Surgery may help people with heart failure
(Reuters)
Updated: 2006-08-31 10:20

NEW YORK - Quite often, people with heart failure have some degree of blockage of the coronary arteries. In such cases, those who undergo surgery to clear to arteries have markedly better survival than those treated with medication, researchers from Canada report.

"Our main finding," Dr. Ross Tsuyuki told Reuters Health, "was that those receiving revascularization procedures -- bypass surgery or percutaneous coronary intervention (angioplasty, for example) -- had half the risk of dying compared to those who did not."

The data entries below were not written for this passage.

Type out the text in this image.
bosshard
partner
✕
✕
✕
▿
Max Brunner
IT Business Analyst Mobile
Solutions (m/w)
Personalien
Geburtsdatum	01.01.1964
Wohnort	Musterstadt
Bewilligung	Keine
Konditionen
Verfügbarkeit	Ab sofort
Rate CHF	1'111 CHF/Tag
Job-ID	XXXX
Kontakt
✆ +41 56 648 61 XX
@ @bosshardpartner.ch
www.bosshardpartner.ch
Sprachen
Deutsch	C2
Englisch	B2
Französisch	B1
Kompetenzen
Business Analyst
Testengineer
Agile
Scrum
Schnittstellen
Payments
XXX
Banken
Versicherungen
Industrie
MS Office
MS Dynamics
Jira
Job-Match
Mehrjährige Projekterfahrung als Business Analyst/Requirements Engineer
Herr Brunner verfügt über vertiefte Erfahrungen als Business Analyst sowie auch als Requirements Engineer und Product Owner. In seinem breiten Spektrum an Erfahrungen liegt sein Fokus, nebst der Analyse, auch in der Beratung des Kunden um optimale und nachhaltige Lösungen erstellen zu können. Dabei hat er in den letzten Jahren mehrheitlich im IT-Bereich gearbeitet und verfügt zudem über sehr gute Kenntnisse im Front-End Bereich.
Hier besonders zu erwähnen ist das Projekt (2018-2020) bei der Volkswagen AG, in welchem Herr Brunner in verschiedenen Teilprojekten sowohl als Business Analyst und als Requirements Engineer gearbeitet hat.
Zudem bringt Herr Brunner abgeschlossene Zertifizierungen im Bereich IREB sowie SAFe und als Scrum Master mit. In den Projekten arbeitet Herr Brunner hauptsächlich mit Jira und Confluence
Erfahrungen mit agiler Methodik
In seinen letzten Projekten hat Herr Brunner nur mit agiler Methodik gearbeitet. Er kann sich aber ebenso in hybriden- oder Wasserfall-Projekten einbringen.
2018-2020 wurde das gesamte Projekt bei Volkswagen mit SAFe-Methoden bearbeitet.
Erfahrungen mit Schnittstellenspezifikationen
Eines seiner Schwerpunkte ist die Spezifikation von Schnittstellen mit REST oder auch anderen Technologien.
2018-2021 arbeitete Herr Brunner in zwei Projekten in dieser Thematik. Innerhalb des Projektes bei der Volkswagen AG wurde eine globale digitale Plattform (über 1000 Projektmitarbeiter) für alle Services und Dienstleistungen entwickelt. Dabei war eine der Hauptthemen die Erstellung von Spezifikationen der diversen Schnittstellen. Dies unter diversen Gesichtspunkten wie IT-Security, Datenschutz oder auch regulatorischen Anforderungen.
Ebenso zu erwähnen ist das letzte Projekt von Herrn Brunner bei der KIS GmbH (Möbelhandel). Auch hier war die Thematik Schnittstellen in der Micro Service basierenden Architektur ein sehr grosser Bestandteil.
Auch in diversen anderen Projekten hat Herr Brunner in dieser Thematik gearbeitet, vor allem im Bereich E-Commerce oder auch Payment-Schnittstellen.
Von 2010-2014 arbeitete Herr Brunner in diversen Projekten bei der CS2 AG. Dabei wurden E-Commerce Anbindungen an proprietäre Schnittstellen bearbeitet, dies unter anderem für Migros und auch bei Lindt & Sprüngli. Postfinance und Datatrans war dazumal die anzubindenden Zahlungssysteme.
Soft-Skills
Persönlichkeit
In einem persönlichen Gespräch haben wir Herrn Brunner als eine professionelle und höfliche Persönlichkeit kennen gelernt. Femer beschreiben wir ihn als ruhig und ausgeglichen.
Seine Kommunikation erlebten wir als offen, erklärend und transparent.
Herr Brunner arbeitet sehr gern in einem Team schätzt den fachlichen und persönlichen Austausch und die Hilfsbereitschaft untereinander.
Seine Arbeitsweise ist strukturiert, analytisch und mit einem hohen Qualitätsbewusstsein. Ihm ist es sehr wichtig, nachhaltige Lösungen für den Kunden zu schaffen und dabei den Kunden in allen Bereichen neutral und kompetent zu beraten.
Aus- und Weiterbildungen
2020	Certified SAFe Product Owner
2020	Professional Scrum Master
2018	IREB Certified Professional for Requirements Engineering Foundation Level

Tsuyuki, at the University of Alberta Hospital in Edmonton, and colleagues used data from the Alberta Provincial Project for Outcomes Assessment in Coronary Heart Disease (APPROACH) study to review the survival rates of 1690 patients with heart failure who had coronary artery disease treated medically and 2538 who underwent coronary revascularization surgery.

According to the team's report in the Canadian Medical Association Journal, the crude 1-year death rate was 11.8 percent among patients who underwent revascularization compared with 21.6 percent among those who did not.

"We did a number of statistical adjustments to account for differences in patient characteristics and factors which might influence the decision to revascularize, but came up with the same conclusion," Tsuyuki explained.

"All patients with heart failure should be assessed for coronary artery disease blockages and, if feasible, be considered for revascularization," he concluded.